Bir elveda kırıverdi belimizi. Doğrusu, bir elveda bile diyemedik, böyle bir güç yoktu belki ikimizde de. Bitmemiş sevdaları, henüz yaşanmamış; yarım kalmış dostlukları ardımızda bırakırken düşünmeye zamanımız da takatimiz de kalmamıştı. Fark edemedik. Fark edemezdik.
Hangimiz kırılıp parçalanmış, aslında kime ait olduğunu hatırlamadığımız diğer merdivene hapsedildik bu olaylardan sonra bilmiyorum ama ikimizin hayatı da aynı karanlık kuyuda Yusuf’un hayaletiyle boğuşmaya mahkum edilmiş olmalı. Demek ki diyorum, bir diğerimiz olmadan; eklemlediğimiz ve sağlamlaştırdığımız o merdiven de pek işe yaramıyormuş. Bir ufak gün ışığını dahi kaldıramadı, çöktü gitti. Neye tutunacağız şimdi, şimdi kime tutunabiliriz?

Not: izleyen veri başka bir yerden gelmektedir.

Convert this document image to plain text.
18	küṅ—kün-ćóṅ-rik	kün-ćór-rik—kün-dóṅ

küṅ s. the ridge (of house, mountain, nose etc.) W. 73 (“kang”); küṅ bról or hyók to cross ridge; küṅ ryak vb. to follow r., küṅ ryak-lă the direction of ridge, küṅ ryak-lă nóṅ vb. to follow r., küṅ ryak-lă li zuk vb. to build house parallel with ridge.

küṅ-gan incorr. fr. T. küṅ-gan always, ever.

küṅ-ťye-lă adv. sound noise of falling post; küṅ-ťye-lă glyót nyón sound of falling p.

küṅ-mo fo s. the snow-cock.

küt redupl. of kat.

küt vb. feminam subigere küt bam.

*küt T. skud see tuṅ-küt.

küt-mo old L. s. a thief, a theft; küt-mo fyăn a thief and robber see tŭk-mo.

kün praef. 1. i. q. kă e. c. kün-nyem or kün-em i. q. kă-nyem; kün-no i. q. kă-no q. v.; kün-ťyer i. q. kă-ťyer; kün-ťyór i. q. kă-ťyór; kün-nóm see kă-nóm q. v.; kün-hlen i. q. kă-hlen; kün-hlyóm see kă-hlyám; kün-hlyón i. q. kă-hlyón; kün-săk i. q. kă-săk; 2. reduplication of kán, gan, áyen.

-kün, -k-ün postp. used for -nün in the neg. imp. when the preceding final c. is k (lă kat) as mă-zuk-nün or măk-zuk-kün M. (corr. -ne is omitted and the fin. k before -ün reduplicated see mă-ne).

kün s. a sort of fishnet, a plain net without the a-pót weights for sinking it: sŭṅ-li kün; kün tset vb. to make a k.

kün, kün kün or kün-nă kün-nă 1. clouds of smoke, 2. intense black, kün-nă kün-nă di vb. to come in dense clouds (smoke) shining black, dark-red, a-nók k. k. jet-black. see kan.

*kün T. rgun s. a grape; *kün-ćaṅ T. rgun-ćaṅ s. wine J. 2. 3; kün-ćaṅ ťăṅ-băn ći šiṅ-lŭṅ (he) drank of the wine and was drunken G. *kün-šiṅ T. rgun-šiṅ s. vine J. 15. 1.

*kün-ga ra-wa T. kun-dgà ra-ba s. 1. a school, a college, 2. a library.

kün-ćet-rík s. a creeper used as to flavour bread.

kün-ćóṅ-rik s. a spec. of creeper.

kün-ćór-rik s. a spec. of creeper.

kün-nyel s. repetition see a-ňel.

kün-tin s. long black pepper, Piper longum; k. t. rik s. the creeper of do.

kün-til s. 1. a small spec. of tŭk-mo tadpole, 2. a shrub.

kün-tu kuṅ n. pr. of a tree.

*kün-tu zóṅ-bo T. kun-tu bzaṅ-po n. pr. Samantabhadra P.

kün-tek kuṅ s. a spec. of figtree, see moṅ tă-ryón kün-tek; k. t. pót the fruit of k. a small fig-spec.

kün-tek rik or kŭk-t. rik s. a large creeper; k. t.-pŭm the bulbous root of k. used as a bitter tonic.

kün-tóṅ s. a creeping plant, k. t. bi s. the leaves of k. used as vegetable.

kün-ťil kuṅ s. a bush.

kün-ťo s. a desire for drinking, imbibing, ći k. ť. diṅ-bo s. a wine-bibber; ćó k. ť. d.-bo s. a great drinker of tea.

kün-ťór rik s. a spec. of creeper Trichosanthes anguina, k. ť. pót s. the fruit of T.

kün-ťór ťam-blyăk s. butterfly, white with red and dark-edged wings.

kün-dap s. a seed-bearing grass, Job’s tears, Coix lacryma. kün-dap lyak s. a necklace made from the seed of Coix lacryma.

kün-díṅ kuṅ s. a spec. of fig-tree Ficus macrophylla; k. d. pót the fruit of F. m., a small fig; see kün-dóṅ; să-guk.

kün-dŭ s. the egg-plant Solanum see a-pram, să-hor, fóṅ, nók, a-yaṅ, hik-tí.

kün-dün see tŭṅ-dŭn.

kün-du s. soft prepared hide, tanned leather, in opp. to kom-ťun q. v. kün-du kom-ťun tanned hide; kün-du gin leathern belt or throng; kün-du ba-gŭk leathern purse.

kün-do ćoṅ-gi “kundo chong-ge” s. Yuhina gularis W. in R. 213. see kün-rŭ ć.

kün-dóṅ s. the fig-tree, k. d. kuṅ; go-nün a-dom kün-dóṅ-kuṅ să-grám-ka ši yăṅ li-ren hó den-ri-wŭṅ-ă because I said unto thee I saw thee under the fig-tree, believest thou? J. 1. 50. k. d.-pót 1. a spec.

Onca umut bağladığımız bu ilişki, diğer bütün sevdiklerimiz ve değer verdiklerimizde olduğu gibi bir hiç uğruna sona ermedi mi? En çok bunu kaldıramıyorum. Sanırsınız birbirimizin canına kast ettik –ki böyle dahi olsa sevmeye devam edebilirsiniz birbirinizi, edersiniz de.- Sevgi öyle hadi deyince sonlanacak, çürüyecek bir duygu mu? Değil elbette. Kızgınlık yahud kırgınlık öfkeye dönüşebilir. Lakin nefret! Bu duygu için çok olumsuz çabalar sarf etmek gerekmez mi? Bir daha hayatınızda o olmayacak. Onunla paylaşıyor olduğunuz herhangi bir şeyi başkasıyla paylaşamayacaksınız. Karşılaşırsanız, boynunuzu yere eğecek ve bir selamı dahi çok görerek, burayı nasıl terk edebilirim’in yoluna bakacaksınız. Ne acı! Ne büyük acı!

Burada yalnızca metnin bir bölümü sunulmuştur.